The Constitution of Kenya is like Joseph's many-splendored coat. It covers a wide array of subjects. But its showpiece is Chapter Four, the Bill of Rights. Twenty-six separate separate rights and fundamental freedoms, recognised and protected by the Constitution, and an obligation imposed on every person to protect and defend those rights and fundamental freedoms. A decade after its promulgation, the edifice of laws, regulations, rules, guidelines and orders remains almost entirely unaffected. In fact, I'd warrant that they have been reinforced and bolstered in insidious and disturbing ways.

The core of the colonial-era law-and-order system remains unchanged - the Penal Code, the Criminal Procedure Code, the Civil Procedure Act. The National Police Service Act, the National Intelligence Service Act, the Kenya Defence Forces Act and the Office of the Director of Public Prosecutions Act are the filigree adorning the dark heart of the Kenyan policing apparatus that was designed to coerce, intimidate, misuse and abuse the civilian population, especially those who were poor and weak. Colonial administrators may have withdrawn from public service, but their spoor continues to contaminate our attempt to imagine freedom without the baggage of Black-is-evil philosophies.

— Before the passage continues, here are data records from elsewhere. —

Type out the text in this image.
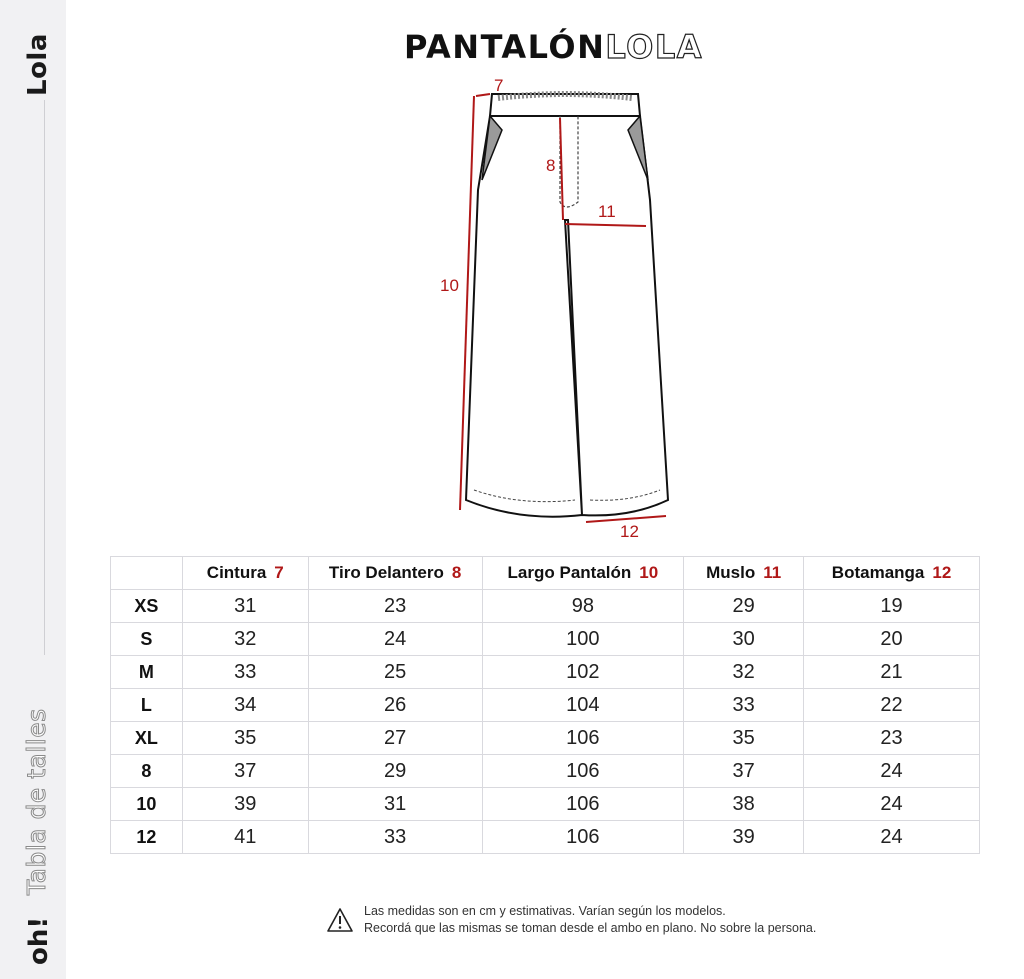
Lola
Tabla de talles
oh!
PANTALÓNLOLA
7
8
10
11
12
	Cintura 7	Tiro Delantero 8	Largo Pantalón 10	Muslo 11	Botamanga 12
XS	31	23	98	29	19
S	32	24	100	30	20
M	33	25	102	32	21
L	34	26	104	33	22
XL	35	27	106	35	23
8	37	29	106	37	24
10	39	31	106	38	24
12	41	33	106	39	24
Las medidas son en cm y estimativas. Varían según los modelos.
Recordá que las mismas se toman desde el ambo en plano. No sobre la persona.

A clean sheet terrifies many people. But it is debilitating for those who are incapable of imagination, having smothered it with Caucasian theories of crime and punishment, hence their reflexive, instinctive demand: what about the children?! That demand has successfully stifled debate for decades. While we may have successfully reorganised the coercive systems of government, we have not even began contemplating the complete rewiring of the systems themselves to reflect the central place that humans play in government, as contemplated in the Bill of Rights. Without such a rewiring, the Bill of Right's promise will never be fulfilled.

Even if the rewiring focussed exclusively on the care and protection of children, so long as it began with the question of what freedom looked like from the eyes of a child, half the challenge would have been met, with the balance to be met by drawing from our own histories of crime and punishment, law and order, peace and war, money and power, justice and fairness, education and training. If it takes a village to raise a child, what does that say about the child's relationship to its siblings, parents, extended family, village, leadership? What does it say about the child's place in the academy, work, justice systems, governance mechanisms? Is the child free or is the child the camouflage adults use to un-human each other?

I don't have the answers, and if I pretended to do so, I apologise. I hope that I have some of the right questions, though. I hope you have the breadth, and humility, to imagine anew what the Bill of Rights can free us to be.